Classic Africa is an amazing collection of duotone (black and white) photographs bound in an equally amazing book. Simply holding this book, lifting it, looking at it, feeling the cover; it is clear this book is special. It is the rare book that begs to be opened.
A strange thing has happened; National Geographic is what we all expect for wildlife photography. The pictures have to be stunning, incredibly detailed, glossy, and have vibrant color. Michel Poliza has taken a completely different approach to wildlife photography, a king of anti-National Geographic style. He finds the patterns, the simplicity, and the majesty of African animals. This is a book of intimate portraits of these animals, shot in black and white.

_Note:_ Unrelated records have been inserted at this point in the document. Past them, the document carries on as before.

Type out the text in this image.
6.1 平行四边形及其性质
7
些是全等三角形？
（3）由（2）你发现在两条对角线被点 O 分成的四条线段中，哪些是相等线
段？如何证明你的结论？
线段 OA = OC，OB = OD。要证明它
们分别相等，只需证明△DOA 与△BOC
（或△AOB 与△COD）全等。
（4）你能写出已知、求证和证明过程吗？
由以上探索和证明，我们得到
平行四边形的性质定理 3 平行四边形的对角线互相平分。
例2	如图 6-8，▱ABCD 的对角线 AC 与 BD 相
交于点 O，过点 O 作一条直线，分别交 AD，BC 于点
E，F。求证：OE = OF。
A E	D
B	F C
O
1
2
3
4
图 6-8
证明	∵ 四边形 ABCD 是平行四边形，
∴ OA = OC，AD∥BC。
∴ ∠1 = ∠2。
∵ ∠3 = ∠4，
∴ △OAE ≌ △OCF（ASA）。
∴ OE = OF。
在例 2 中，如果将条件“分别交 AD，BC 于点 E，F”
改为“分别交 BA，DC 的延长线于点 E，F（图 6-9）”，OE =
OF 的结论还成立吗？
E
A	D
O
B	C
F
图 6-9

The photographs are stark and feel dry, much like the landscape where these animals live. The background is pure white or a very light gray. These are tight portraits, cropped very close. Something that doesn't work very well is the border around each image. Some form of manipulation has made the edges look ragged, like a water color painting. Flipping through the book quickly, it is apparent roughly ten or fifteen different kinds of screens were applied. This artifact is somewhat sad for such a gorgeous book.
The printing is exquisite. The extremely heavy weight (almost card stock) paper is a medium cream color. The images are set in a sepia tone, not a pure harsh black, but a very warm jet dark color. The binding is sewn and the large format (roughly 14 x 11) book opens flat to fully view the photographs. The layout is a single large picture on the right side and occasionally a small image on the left. Each picture is captioned on the left side. The layout is really pleasant and lets the images speak for themselves.
The cover is something very special. The material is some kind of synthetic material with an animal fur texture. The book title and author are deeply embossed on the cover. The 5 x 7 photograph of a leopard on the cover is a great example of the photographs inside.
This is a magnificent volume of about 150 pictures. It is a surprise to see such gorgeous black and white photographs in an era of ultra high def color images.
A copy of this book was provided for review by the publisher.